Here you specified that the precondition is that Element and Face objects are created in a Grid object with the elements of the container referring to the same Grid containers, therefore the lifetime of all three containers (points, elms and faces) is the same.
Now you have to consider two cases.
Semi-immutable points
In this case, points is guaranteed to never invalidate references to its elements (eg. it's never modified).

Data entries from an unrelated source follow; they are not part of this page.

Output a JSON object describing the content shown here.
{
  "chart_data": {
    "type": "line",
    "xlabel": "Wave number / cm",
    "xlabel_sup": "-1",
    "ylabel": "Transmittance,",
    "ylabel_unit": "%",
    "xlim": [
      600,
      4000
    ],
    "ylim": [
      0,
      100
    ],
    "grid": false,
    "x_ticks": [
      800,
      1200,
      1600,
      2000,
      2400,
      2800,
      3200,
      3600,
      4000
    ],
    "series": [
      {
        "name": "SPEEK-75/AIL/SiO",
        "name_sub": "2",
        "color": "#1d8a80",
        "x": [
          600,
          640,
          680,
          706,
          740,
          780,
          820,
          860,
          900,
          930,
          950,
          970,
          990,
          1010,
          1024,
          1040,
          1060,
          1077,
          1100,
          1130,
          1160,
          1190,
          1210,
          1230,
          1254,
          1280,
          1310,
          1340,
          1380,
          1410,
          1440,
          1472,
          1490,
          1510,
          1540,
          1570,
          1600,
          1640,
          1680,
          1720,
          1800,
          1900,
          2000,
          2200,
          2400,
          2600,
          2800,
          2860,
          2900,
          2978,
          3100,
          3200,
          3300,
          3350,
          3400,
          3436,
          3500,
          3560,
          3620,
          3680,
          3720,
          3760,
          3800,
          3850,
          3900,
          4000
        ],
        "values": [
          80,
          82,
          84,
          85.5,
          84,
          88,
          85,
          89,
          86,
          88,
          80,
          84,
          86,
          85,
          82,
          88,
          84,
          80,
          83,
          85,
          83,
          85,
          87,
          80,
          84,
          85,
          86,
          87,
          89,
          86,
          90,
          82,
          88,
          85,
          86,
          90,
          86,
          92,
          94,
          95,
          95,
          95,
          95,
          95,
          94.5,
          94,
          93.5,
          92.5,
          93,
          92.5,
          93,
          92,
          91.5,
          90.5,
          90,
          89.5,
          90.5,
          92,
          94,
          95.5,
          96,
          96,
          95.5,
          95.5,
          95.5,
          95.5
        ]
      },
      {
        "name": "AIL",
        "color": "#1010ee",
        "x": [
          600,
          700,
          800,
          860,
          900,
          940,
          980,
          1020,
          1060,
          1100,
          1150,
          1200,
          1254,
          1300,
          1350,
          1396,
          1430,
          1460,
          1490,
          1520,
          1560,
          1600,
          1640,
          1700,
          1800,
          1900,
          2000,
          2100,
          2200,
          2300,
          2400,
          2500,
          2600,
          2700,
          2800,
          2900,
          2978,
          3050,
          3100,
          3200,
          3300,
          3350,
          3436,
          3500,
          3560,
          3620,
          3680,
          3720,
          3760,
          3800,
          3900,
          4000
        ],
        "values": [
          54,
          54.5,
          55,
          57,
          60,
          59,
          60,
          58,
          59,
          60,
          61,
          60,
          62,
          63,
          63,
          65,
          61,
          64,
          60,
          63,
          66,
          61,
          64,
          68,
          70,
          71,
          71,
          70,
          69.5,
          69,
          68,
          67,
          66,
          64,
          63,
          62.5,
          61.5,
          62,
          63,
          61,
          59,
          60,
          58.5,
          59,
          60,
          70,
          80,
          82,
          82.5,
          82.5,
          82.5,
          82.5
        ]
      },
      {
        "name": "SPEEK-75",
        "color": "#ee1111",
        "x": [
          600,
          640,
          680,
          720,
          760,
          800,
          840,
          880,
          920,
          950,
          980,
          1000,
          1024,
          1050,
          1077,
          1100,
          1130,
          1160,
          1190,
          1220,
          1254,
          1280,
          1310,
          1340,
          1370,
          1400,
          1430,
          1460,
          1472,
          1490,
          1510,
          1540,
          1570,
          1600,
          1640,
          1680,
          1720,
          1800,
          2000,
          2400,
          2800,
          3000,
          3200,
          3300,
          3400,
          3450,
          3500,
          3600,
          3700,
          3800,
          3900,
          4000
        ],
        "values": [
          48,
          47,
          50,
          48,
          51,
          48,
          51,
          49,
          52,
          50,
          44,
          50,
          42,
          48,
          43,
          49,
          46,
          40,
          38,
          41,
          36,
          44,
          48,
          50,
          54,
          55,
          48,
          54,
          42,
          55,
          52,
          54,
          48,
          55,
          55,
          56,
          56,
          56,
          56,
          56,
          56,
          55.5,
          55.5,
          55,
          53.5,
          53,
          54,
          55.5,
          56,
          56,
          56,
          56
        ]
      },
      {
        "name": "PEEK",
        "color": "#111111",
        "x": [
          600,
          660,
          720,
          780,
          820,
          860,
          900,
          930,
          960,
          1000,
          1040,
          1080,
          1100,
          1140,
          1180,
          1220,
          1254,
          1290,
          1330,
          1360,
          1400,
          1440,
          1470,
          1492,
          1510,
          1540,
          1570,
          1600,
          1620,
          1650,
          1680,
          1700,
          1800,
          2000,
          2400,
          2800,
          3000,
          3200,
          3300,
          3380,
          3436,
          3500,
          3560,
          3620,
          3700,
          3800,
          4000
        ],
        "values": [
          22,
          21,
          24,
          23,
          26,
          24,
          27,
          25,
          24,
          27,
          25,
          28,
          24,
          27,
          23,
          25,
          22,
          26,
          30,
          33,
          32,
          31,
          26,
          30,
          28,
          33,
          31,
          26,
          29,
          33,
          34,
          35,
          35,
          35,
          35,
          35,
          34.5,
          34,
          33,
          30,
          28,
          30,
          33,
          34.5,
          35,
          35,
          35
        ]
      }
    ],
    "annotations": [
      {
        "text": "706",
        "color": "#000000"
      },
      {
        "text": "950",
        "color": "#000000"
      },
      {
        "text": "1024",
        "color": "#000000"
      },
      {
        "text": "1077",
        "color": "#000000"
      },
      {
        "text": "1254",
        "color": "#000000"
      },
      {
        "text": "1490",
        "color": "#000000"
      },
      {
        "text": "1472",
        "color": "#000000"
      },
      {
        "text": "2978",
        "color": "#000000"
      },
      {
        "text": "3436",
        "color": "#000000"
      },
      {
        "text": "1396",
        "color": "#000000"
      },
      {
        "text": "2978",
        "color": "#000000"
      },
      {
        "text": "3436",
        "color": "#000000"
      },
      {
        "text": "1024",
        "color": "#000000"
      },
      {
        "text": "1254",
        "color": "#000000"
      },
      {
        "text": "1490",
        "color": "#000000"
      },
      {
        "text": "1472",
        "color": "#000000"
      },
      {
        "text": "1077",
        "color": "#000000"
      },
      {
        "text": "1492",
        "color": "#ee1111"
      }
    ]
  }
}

Here you don't need any smart pointers, you can just use a simple std::reference_wrapper as follows:
struct Vector3
{
std::vector<double> dim;
Vector3 () : dim(3) {}
};
template<class Type>
using ref_vec = std::vector<std::reference_wrapper<Type>>;
struct Element { ref_vec<Vector3> points; };
struct Face { ref_vec<Vector3> points; };
struct Grid
{
std::vector<Vector3> points;
std::vector<Element> elms;
std::vector<Face> faces;
};
Another solution, non equivalent to your example (elms and faces don't have direct access to the Vector3 object) might be to use indexes:
struct Vector3
{
std::vector<double> dim;
Vector3 () : dim(3) {}
};
struct Grid
{
struct Element { std::size_t point_indices; };
struct Face { std::size_t point_indices; };
std::vector<Vector3> points;
std::vector<Element> elms;
std::vector<Face> faces;
};
That is, you store the indices of points.
Mutable points
If the operations performed on points can invalidate references, then you might want to consider another container that does not invalidate references/pointers/iterators to the element.
For example std::deque guarantees the validity of references for deletion/insertion at the beginning and end of the container.
Once you have chosen the correct container you can just apply the same ideas as above.